README.txt

===========
crossing
===========

crossing simplifies the creation of transformation matrices using scikit-learn.
In theory, crossing can create a transformation matrix that maps a vector
in language A to language B, with vector data provided by programs such as
word2vec.

Requirements
------------

Three files are needed for the generation of transformation matrices:

1. A vector space model for language A
2. A vector space model for language B
3. A dictionary file A->B

The word vectors should like this:

    a 0.1 0.2 0.3
    word 1.0 2.0 3.0
    another 1.1 2.2 3.3
    thing 2.0 3.0 4.0
    ...

The dictionary file should look like this:

    word_1 translation_1
    ...

Usage
-----

It is best used inside the Python interpreter or another script.
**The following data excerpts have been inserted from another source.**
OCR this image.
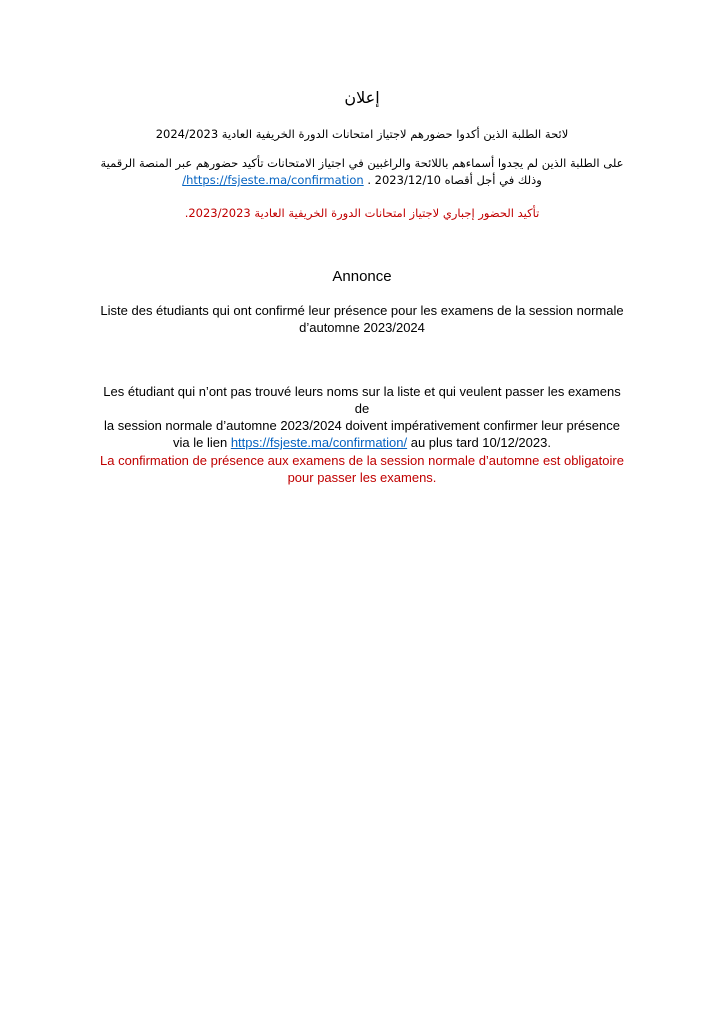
إعلان
لائحة الطلبة الذين أكدوا حضورهم لاجتياز امتحانات الدورة الخريفية العادية 2024/2023
على الطلبة الذين لم يجدوا أسماءهم باللائحة والراغبين في اجتياز الامتحانات تأكيد حضورهم عبر المنصة الرقمية
وذلك في أجل أقصاه 2023/12/10 . https://fsjeste.ma/confirmation/
تأكيد الحضور إجباري لاجتياز امتحانات الدورة الخريفية العادية 2023/2023.
Annonce
Liste des étudiants qui ont confirmé leur présence pour les examens de la session normale
d’automne 2023/2024
Les étudiant qui n’ont pas trouvé leurs noms sur la liste et qui veulent passer les examens de
la session normale d’automne 2023/2024 doivent impérativement confirmer leur présence
via le lien https://fsjeste.ma/confirmation/ au plus tard 10/12/2023.
La confirmation de présence aux examens de la session normale d’automne est obligatoire
pour passer les examens.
Depending on accuracy and regression model, several transformation matrices
can be collected in a ``VectorTransformator'' object:

    >>> vt = crossing.VectorManager.VectorTransformator()

You have to fill VectorTransformator.V, VectorTransformator.W and
VectorTransformator.Dictionary with suitable language data.

A transformation matrix can then be created using:

    >>> vt.createTransformationMatrix()

The matrix is then represented by a ``TransformationMatrix'' object. Both
``TransformationMatrix'' and ``VectorTransformator'' can then be used with
other NumPy data (matrices/vectors) using standard multiplication.

For instance, to transform a vector to language B:

    >>> vt * "word"

Or:

    >>> vt * [1.0, 2.0, 3.0]